Although this variant of plea bargaining helps reduce case backlog to the extent that
the problem correlates with full-scale trials, it is bound to pose its own tribulations which are
either inherent to the institution, or typical to the version adopted by Ethiopia, or to the
Ethiopian context. This author takes up one dimension of such issues: its relationship with
fundamental principles of criminal law and procedure and argues that plea bargaining in
general and the proposed Ethiopian variant, in particular is not consistent with such principles
which are designed to ensure the integrity of the criminal process. The principles and rights
that would be adversely affected include the presumption of innocence, the principle of
equality, the principle of equality of arms, the privilege against self-incrimination and the
right to silence. Nor is it compatible with one of the main purposes of any criminal procedure
–uncovering the truth with the ultimate objective of making guilty defendants account for
their wrong. The magnitude of the problem is not similar in all models of plea bargaining.

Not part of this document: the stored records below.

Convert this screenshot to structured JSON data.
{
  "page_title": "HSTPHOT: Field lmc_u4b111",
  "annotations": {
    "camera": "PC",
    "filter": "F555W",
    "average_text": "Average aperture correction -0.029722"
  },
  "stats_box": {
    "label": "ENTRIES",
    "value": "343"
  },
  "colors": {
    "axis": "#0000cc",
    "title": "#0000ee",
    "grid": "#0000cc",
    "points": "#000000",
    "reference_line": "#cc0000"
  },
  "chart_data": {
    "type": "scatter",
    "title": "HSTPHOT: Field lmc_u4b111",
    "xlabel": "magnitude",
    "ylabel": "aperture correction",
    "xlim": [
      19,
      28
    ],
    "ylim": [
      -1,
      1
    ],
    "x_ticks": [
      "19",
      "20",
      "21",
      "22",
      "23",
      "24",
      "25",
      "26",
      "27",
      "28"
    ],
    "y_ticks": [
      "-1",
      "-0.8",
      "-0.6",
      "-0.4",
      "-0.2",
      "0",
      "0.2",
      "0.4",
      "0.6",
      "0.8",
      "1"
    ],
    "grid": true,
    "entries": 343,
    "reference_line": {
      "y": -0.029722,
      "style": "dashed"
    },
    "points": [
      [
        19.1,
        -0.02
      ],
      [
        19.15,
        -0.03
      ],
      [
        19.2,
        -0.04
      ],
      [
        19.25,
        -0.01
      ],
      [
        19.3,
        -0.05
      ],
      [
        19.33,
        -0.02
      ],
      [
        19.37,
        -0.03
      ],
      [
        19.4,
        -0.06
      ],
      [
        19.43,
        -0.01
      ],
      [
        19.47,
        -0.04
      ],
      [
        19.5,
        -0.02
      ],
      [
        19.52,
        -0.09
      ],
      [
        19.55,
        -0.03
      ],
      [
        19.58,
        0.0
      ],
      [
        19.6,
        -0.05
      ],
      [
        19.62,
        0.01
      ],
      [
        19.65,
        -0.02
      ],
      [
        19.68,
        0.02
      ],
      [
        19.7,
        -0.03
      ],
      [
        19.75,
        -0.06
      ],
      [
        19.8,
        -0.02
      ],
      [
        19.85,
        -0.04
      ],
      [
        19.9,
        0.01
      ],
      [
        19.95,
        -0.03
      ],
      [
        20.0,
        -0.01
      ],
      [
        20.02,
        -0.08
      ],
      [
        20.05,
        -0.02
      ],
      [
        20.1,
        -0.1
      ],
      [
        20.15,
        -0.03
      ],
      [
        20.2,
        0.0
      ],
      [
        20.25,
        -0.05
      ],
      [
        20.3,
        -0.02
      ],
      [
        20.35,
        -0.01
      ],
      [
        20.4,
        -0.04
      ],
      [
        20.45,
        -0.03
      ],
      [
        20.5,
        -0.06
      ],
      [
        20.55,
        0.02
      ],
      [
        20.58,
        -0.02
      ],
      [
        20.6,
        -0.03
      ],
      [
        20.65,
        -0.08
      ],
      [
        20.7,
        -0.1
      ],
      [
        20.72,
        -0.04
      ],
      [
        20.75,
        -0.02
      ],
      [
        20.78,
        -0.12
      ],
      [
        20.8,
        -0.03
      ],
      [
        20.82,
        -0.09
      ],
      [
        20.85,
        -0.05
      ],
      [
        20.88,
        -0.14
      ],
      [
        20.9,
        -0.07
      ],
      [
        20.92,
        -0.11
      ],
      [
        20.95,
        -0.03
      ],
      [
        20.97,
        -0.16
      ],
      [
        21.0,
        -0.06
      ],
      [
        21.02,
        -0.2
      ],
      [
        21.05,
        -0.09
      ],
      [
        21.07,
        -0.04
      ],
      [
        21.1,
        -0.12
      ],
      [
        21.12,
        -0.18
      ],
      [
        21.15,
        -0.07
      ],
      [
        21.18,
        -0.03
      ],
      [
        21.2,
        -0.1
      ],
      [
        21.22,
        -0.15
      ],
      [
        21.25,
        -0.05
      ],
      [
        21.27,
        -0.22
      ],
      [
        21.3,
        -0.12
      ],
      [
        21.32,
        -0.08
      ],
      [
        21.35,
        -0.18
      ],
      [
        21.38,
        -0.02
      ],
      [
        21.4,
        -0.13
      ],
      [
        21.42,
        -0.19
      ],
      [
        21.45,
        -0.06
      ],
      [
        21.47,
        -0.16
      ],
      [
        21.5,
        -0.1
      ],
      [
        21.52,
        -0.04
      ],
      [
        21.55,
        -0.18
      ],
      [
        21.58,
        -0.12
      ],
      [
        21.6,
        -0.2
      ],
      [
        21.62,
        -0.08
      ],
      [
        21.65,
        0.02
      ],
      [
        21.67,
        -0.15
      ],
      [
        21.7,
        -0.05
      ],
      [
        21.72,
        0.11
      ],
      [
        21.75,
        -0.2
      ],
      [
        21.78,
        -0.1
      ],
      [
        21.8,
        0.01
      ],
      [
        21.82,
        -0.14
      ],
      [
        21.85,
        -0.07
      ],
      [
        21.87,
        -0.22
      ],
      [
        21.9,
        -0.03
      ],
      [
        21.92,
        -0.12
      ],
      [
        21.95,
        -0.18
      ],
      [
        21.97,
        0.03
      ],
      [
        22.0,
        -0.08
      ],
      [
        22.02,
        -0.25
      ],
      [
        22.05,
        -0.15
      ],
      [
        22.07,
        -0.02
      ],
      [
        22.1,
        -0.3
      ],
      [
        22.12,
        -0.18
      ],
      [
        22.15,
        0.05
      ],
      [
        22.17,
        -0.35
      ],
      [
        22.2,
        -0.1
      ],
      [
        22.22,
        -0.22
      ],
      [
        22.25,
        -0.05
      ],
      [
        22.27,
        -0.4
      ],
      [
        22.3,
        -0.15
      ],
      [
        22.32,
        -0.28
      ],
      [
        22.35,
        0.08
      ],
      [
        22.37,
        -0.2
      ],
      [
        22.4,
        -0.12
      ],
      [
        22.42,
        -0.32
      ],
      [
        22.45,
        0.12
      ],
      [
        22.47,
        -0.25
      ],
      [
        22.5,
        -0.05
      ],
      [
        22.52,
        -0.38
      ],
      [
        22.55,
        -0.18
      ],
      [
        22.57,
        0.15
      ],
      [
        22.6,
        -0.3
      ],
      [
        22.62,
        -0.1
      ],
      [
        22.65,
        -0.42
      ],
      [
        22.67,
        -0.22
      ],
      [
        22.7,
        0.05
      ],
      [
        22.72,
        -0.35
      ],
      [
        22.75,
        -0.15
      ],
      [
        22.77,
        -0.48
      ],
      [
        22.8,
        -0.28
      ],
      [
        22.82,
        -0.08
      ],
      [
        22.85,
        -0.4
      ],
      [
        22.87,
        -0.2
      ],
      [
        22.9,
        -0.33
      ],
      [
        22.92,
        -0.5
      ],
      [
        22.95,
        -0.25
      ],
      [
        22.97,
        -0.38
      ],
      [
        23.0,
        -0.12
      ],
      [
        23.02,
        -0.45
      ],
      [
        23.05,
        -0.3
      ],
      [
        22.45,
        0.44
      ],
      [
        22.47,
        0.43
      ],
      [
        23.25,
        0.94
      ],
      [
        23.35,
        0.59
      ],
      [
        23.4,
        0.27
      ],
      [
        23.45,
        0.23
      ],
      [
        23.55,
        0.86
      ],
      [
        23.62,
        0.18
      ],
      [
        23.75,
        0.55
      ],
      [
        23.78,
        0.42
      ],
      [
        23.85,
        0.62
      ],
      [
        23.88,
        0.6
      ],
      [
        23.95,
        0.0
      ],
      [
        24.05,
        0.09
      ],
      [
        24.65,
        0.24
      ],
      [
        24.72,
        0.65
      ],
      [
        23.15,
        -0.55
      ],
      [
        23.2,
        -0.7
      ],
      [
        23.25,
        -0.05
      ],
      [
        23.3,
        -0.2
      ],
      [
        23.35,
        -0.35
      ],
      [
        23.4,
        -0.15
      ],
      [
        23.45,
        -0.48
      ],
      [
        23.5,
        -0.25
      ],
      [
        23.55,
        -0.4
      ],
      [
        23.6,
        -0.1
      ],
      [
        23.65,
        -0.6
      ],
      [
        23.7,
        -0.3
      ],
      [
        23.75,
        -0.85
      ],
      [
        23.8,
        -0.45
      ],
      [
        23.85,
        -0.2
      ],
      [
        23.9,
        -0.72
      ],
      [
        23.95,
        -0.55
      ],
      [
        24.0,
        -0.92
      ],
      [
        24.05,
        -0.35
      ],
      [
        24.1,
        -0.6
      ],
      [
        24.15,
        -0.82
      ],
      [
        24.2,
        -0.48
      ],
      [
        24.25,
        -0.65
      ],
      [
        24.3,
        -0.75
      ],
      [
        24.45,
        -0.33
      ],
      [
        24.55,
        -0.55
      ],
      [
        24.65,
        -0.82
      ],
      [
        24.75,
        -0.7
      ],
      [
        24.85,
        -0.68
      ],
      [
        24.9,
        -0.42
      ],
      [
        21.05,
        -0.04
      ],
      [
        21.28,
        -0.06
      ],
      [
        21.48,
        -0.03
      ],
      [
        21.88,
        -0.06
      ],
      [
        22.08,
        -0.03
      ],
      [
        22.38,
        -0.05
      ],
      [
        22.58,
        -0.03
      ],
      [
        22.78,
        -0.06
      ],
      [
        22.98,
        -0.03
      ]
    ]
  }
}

The problem exists in a mitigated form where plea bargaining is applied in the
restricted or limited model which is characterized by statutorily fixed discounts, the ban of
charge and fact bargains, and rigorous judicial scrutiny. That is why many inquisitorial/mixed
jurisdictions such as Italy, Germany and Russia prefer this model over the unrestrained model,
albeit with variations among them.
However, this should not suggest that the limited model is capable of remedying the
inherent flaws of plea bargaining, such as its inconsistency with fundamental principles and
rights. Yet, sentencing differentials can be regulated by law under the limited model of plea
bargaining thereby narrowing the gap between trial sentences and plea sentences. This model
could also considerably mitigate the flaws of plea bargaining with regard to charge and fact
bargains (which lack consistency and utterly defy the truth-finding endeavour). Moreover,
rigorous review of the plea agreement applies under the limited model, and this enhances
prosecutorial accountability. In this sense, should it be inevitable that Ethiopia uphold
plea bargaining, this limited model could be a lesser evil.